The best books on how to make bread will certainly get you started on your bread making journey. Good equipment is essential, and videos and recipes will extend your range and encourage you to try out new techniques. Bread making classes, led by thoughtful and knowledgeable tutors such as the Bread Angels are also invaluable.
Here are our favourite bread books to get you going. While you wait for them to arrive, you may want to have a look at the bread making videos and come along and take a bread course. We look forward to meeting you!
All You Knead Is Bread by Canadian author Jane Mason is a great book. Over 50 unique recipes from around the world that are easy to prepare, beautiful to behold and delicious to eat. The book is accompanied by videos on Youtube and Vimeo that demonstrate some of the kneading and shaping techniques that are described in the book. It includes an upfront section on sourdough and there are recipes for gluten free flat bread and pancakes. The book is divided into four sections, including
every day bread, occasional bread, celebration bread, and sweet bread. A book for every moment in your life.
The Italian Baker by American author Carol Field is fantastic. It is the most comprehensive book on Italian baking written in any language. There are sections devoted to traditional bread, contemporary bread, and cakes and cookies, including classics like breadsticks, and ciabatta and also fantastic recipe for panettone. In addition, there are helpful up-front sections that explain history, technique and equipment and each recipe gives instructions for kneading by hand, mixer, and processor and the descriptions of how to shape the bread are clear and precise. The book has just been re-published which is a blessing because a year ago it cost over $100.00 and now it is back down to normal pricing! This is a must have for anyone wanting to explore the richness of Italian bread.
Dough, by French author Richard Bertinet, is an absolutely wonderful book that focuses on a wide range of classical and modern French bread. Bertinet started life in Northern France and has been baking professionally since he was in his teens. He has a unique kneading technique and the book is accompanied by a CD which shows the technique as well as how to do the basic shapes that are required to bake the bread in the recipes. From baguettes and fougasse to groovy hollow bread soup bowls and “bread shots” this is a lovely book that gives you a thorough grounding in French bread.
How to Make Bread by South African/English author Emmanuel Hajiandreou is a great all rounder. As with Bertinet, he has a unique style of kneading which is explained thoroughly for each recipe. There
are lots of lovely recipes in the book and plenty of beautiful and impressive loaves which you would be proud to have on the table. There is a section on flat bread and another on gluten free baking with a few really excellent recipes that turn out great tasting loaves – far superior to any gluten free bread you can buy in the supermarket.

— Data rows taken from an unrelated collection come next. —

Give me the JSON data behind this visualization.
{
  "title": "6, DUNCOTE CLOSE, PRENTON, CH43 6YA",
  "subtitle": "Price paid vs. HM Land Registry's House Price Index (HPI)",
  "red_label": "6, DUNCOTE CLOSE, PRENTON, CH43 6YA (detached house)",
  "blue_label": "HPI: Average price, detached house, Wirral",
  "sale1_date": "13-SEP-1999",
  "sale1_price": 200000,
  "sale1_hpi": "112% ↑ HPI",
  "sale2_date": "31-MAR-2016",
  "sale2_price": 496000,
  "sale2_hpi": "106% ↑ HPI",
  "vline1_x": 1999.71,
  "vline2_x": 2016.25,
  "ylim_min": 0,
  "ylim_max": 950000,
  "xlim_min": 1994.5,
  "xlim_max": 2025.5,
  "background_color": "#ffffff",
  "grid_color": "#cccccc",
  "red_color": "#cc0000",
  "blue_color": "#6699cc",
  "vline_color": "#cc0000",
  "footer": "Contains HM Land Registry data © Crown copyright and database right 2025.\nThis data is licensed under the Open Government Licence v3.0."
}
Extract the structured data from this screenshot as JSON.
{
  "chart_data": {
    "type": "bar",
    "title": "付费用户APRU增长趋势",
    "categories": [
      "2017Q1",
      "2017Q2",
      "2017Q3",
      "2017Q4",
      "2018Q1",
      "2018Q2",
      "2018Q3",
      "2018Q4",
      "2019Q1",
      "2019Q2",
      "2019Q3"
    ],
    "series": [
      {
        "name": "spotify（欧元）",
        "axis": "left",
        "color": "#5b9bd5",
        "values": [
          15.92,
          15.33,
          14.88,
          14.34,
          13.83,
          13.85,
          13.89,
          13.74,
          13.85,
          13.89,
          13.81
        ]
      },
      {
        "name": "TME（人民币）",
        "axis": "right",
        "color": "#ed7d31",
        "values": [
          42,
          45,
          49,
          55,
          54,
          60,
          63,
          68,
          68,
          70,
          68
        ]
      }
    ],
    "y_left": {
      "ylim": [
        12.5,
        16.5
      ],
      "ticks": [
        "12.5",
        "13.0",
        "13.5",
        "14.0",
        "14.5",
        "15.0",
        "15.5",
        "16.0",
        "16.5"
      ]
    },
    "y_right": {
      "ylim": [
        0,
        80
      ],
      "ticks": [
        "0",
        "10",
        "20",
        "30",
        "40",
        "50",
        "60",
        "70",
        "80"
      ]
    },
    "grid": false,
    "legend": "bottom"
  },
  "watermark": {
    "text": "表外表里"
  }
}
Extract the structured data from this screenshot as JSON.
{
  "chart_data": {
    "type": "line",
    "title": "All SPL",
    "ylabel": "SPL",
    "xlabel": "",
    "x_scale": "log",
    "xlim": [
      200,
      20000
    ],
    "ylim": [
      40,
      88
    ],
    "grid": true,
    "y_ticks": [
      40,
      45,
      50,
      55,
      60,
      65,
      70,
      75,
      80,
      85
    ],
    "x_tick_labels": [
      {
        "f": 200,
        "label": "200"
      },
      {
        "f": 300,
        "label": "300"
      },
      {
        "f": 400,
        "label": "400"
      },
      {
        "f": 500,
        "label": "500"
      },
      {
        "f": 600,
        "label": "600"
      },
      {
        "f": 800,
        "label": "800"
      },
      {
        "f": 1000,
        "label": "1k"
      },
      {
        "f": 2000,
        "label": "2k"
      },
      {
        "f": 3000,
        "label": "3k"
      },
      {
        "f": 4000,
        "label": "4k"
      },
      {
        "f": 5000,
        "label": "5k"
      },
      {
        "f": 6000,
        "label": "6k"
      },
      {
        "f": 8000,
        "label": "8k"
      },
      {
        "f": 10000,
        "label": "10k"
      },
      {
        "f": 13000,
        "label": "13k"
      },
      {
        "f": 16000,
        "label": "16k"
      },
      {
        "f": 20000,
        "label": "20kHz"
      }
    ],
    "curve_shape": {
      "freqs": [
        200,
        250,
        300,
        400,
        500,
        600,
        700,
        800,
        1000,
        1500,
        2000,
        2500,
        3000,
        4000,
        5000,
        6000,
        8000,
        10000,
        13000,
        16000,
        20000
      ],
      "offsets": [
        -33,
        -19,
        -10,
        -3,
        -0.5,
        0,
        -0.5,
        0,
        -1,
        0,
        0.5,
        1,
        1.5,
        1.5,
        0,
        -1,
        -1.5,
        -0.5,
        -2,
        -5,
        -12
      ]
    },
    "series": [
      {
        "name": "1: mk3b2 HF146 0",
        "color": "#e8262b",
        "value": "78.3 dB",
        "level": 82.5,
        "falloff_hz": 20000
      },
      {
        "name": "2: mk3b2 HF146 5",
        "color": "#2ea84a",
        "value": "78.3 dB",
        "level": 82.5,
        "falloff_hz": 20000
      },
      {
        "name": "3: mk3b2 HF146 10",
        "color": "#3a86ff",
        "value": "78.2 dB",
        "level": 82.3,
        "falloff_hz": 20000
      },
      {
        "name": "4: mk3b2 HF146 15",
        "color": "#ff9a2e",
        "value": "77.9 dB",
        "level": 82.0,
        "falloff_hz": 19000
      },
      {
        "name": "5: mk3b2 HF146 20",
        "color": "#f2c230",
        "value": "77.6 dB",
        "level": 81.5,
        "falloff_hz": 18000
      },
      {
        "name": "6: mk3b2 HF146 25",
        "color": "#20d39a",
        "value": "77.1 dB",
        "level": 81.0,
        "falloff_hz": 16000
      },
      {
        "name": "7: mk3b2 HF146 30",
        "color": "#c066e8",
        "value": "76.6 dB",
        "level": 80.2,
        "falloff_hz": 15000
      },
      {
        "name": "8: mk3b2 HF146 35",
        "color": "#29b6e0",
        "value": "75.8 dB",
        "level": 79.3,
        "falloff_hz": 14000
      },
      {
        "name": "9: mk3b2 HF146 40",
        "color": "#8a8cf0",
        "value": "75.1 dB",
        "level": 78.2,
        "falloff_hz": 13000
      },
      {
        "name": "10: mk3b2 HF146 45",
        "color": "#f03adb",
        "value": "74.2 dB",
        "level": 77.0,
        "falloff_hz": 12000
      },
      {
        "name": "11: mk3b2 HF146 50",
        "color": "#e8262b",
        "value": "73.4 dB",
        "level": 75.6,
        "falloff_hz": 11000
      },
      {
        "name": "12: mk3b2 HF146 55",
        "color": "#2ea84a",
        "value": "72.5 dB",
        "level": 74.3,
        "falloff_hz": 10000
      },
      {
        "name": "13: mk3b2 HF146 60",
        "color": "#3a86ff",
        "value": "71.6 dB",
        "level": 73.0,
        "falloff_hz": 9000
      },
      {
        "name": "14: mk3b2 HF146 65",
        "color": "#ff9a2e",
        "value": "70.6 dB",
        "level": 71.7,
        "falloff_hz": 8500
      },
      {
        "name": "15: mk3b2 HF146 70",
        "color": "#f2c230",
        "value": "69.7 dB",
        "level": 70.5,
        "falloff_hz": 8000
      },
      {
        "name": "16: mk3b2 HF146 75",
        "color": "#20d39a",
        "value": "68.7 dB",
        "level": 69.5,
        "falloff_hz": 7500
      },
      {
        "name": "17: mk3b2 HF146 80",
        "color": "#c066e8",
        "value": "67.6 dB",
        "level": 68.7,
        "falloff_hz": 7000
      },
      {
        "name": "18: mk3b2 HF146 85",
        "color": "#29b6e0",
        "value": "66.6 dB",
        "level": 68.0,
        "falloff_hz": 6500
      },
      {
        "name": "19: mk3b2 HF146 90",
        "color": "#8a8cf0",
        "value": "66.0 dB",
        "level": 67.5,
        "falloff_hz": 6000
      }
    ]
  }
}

The Book of Buns, the second book by Jane Mason, published in the autumn of 2013. It’s a goodie! With around 60 recipes for buns from around the world, the book is divided into Everyday Buns and Occasional Buns and includes classics such as Bagels, Chelseas and Hot Crossers as well as lesser known buns such as Pan Chancay from Peru and Lovers’ Windows from Iraq. With plenty of step by step photography, the buns are simple to make and delicious to eat. Buns. The new cupcake.